The first step of the VA (Variable Approach) method is to modify the original condition and the question. We then recheck the question.
\(3^1 ~ 3^5 ~ 3^9 ~ … ~ 3\) : Integers of the form \(3^{4x+1}\) always have the remainder of \(3\) when they are divided by \(10\).
\(3^2 ~ 3^6 ~ 3^{10} ~ … ~ 9\) : Integers of the form \(3^{4x+2}\) always have the remainder of \(9\) when they are divided by \(10\).
\(3^3 ~ 3^7 ~ 3^{11} ~ … ~ 7\) : Integers of the form \(3^{4x+3}\) always have the remainder of \(7\) when they are divided by \(10\).
\(3^4 ~ 3^8 ~ 3^{12} ~ … ~ 1\) : Integers of the form \(3^{4x}\) always have the remainder of \(1\) when they are divided by \(10\).
Therefore, the remainder when \(3^{4x + 1} + y\) is divided by \(10\) depends only on the value of \(y\).

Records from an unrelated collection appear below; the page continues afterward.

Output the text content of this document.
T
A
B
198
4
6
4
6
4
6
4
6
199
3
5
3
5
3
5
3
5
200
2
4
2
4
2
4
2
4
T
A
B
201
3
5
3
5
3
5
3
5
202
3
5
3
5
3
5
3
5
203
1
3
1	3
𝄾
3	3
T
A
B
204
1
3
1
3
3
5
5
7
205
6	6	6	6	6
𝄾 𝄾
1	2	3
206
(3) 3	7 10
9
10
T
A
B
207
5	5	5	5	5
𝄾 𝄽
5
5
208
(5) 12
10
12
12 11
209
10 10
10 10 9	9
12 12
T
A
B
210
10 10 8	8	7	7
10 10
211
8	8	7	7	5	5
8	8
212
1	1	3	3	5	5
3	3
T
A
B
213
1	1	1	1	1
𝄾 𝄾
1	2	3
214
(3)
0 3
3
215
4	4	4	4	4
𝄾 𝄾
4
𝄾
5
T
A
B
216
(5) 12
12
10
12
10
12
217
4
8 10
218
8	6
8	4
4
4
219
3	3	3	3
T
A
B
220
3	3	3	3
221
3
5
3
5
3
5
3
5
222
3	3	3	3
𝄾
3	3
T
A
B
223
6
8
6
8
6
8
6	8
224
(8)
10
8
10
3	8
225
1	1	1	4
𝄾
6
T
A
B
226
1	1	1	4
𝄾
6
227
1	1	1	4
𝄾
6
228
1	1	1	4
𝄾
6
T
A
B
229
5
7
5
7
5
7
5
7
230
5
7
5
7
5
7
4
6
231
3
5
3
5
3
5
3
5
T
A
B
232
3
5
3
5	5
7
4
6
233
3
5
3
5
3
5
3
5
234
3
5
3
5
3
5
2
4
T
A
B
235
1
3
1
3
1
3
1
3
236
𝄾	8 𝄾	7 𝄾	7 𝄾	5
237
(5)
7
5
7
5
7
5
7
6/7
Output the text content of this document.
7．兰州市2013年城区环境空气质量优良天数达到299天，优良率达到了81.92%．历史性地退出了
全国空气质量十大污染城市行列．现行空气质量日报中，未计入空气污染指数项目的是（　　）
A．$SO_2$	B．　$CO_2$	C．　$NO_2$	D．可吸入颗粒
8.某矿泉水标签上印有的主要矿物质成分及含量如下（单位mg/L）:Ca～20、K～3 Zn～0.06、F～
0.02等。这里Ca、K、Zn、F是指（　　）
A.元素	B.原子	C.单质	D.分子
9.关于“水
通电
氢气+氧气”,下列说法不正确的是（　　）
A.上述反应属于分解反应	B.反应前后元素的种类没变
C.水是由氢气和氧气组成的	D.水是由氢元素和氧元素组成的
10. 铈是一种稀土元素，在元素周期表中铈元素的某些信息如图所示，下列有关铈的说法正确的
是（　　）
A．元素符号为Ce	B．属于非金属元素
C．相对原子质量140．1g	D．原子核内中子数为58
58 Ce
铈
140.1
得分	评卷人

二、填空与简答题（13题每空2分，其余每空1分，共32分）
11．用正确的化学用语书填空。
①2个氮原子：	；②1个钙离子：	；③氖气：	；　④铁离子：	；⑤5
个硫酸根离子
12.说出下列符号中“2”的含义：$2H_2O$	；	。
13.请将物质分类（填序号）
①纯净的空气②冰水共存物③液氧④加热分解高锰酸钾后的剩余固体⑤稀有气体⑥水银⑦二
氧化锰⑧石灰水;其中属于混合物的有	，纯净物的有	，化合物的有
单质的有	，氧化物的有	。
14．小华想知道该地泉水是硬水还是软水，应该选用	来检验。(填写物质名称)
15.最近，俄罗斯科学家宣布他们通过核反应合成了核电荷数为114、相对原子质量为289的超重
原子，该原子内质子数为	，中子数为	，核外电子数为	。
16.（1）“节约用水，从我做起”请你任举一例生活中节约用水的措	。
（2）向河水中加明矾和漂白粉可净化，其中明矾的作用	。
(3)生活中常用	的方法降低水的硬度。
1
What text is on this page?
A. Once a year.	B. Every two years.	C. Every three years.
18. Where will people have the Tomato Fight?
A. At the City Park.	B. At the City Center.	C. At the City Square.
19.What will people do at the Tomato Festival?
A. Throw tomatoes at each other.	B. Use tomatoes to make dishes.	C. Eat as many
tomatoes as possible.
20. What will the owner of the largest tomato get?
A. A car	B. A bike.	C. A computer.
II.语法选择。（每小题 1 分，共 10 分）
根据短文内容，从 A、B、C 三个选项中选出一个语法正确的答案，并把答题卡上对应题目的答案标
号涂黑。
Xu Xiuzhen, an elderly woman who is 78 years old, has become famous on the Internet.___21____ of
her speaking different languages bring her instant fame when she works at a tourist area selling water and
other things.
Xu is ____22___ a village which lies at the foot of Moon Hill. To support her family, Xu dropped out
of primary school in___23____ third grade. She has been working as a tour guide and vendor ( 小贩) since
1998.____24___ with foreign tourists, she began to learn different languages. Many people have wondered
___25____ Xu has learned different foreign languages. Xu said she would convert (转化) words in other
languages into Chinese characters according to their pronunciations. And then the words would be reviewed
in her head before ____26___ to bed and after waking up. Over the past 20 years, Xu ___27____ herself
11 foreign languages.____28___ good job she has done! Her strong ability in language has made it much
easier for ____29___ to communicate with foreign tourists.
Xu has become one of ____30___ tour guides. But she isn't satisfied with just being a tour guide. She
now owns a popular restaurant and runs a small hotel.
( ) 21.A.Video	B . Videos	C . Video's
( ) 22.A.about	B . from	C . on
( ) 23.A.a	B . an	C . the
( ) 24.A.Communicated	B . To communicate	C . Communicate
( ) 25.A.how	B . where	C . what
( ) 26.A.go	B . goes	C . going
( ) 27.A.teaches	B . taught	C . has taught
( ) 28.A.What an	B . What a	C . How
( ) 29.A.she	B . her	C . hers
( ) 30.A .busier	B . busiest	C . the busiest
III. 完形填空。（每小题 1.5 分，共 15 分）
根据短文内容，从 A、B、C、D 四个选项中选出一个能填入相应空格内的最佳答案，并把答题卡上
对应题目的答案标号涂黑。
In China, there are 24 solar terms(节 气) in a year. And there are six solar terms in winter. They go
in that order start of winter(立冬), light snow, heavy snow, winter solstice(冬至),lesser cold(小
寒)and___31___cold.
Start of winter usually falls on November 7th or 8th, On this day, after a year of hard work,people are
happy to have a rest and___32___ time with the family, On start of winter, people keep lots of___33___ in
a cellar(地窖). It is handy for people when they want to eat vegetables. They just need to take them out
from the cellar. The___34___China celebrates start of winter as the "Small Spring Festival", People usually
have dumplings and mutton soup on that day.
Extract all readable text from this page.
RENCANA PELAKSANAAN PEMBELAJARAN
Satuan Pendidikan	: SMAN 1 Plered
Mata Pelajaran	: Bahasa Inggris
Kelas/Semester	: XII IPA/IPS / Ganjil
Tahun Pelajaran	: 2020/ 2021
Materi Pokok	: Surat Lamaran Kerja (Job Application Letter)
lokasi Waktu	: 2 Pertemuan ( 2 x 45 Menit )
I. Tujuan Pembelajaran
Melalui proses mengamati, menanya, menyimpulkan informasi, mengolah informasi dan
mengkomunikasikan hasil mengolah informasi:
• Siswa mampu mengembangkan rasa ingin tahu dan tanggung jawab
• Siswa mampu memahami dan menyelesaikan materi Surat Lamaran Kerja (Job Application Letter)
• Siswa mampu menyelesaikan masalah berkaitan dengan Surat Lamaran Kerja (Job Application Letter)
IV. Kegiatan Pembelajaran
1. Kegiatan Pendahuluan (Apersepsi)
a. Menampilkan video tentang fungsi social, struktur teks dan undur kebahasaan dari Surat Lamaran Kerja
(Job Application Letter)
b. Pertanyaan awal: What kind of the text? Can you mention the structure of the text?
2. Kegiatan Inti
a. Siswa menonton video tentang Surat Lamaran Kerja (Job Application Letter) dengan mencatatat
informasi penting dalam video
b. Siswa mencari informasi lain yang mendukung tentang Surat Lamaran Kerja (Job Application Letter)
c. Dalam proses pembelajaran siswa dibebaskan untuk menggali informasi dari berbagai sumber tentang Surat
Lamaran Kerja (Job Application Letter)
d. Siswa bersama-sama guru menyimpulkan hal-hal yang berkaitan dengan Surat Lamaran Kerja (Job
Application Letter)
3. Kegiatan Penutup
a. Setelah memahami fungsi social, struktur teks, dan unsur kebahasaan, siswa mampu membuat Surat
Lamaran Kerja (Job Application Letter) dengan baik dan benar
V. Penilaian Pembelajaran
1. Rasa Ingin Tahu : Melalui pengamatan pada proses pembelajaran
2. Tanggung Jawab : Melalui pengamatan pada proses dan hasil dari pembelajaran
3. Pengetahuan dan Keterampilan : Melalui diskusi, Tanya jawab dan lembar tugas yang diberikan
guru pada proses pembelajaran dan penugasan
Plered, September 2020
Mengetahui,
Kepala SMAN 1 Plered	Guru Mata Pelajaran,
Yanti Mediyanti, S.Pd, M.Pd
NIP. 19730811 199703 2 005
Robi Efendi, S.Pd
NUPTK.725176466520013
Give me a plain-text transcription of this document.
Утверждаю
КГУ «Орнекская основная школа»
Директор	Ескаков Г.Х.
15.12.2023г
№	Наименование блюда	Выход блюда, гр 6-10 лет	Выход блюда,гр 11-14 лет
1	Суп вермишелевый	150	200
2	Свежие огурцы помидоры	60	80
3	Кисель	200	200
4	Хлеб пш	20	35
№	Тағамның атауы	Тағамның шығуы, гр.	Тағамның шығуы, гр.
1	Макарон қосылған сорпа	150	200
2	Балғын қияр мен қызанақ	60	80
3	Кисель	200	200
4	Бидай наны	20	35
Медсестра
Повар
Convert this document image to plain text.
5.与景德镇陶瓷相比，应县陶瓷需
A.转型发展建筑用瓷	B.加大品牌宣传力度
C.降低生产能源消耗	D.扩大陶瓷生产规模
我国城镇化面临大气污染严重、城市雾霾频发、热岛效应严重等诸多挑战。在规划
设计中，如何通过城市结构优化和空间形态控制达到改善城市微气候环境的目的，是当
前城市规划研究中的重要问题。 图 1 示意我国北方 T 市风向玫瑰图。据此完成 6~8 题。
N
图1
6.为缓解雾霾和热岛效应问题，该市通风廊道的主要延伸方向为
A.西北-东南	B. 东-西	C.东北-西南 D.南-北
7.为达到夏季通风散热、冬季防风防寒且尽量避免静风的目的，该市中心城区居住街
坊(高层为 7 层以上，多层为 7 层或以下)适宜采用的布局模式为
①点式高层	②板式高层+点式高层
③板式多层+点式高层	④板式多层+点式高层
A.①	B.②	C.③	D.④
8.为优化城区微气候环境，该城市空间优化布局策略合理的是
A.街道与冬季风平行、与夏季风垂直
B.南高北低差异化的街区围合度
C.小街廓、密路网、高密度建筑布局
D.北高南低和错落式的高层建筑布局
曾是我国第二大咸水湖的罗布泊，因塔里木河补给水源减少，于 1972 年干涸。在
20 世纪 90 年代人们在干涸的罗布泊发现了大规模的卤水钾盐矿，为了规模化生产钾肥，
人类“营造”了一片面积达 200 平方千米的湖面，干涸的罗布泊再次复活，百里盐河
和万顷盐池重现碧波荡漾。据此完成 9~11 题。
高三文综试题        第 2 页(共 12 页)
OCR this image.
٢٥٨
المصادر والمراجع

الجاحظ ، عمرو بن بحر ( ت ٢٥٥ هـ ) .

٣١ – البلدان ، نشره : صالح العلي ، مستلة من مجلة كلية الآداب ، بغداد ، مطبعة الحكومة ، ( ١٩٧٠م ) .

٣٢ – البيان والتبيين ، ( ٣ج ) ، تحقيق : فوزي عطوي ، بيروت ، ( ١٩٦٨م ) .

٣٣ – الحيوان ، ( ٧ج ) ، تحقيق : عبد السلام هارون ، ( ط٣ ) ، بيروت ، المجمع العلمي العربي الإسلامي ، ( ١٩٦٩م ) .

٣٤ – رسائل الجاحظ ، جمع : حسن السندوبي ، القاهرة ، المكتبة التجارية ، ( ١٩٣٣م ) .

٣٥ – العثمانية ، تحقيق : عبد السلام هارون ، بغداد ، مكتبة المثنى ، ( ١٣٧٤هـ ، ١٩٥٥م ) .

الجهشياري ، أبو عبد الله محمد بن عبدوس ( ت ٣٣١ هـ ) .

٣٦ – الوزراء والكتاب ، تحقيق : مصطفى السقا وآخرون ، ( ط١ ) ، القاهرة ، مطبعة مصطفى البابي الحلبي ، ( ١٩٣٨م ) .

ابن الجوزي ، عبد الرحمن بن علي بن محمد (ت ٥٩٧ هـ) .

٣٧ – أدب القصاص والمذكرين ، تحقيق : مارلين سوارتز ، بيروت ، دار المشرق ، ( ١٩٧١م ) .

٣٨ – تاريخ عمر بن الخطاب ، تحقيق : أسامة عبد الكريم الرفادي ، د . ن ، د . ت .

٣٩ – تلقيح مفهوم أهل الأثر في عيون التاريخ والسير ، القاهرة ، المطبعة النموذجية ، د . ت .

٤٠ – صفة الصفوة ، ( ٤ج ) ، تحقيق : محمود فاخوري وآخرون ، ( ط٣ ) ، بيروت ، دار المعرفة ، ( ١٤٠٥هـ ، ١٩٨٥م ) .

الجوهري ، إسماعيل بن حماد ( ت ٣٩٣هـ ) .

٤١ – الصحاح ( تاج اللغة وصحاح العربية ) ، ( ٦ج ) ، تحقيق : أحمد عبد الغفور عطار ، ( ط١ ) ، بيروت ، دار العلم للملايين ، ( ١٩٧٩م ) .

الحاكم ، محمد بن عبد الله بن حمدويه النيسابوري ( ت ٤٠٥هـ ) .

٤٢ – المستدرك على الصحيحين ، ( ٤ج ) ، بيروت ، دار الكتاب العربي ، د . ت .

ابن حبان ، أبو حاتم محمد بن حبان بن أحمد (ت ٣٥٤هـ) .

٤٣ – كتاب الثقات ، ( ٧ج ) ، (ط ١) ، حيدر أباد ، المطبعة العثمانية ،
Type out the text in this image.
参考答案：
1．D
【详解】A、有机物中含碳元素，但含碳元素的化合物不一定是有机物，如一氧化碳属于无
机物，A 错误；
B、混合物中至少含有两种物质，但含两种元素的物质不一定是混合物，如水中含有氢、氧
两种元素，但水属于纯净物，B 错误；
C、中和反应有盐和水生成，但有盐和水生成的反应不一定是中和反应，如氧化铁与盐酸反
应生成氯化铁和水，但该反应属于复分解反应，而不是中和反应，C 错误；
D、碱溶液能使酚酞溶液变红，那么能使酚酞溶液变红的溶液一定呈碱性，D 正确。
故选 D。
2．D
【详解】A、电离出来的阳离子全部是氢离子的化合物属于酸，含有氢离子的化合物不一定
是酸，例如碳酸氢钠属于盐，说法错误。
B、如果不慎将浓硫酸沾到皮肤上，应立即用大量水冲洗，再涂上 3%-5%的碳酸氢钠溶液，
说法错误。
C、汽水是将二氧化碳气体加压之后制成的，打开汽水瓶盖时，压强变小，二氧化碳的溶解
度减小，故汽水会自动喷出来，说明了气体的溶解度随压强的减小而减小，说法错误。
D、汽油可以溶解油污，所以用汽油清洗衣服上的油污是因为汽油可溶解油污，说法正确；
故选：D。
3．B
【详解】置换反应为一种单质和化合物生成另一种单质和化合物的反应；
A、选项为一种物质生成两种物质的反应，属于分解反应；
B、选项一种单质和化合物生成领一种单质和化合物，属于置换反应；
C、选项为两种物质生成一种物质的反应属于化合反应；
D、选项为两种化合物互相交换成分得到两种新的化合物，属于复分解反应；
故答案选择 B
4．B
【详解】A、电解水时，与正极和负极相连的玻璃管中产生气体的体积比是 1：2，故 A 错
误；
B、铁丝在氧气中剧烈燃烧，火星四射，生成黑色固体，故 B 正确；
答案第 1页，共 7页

Only condition 2) gives us a value for \(y\).
Therefore, B is the answer.
Answer: B

B is the correct answer.

we can not have a unique solution from A as we don't know the value of y.
but in option B, we have the value of y and value of x is not relevant as prefix 4 is there with 4x . since the cyclicity of 3 is 4, irrespective of value of x, we will always get the same unit value in the given equation.

hence option B is correct

If \(x\) and \(y\) are positive integers, what is the remainder when \(3^{4x+1}+y\) is divided by \(10\)?

Cyclicity of 3 = 3, 9, 7, 1

\(1) x=2\)

Not sufficient; we don't know the value of y.

\(2) y=3\)

4x + 1 is always 1 more than a multiple of 4; thus, the units digit of \(3^{4x+1}\) is 3.

3 + 3 = 6
6/10 = remainder 6. Sufficient.

Answer is B.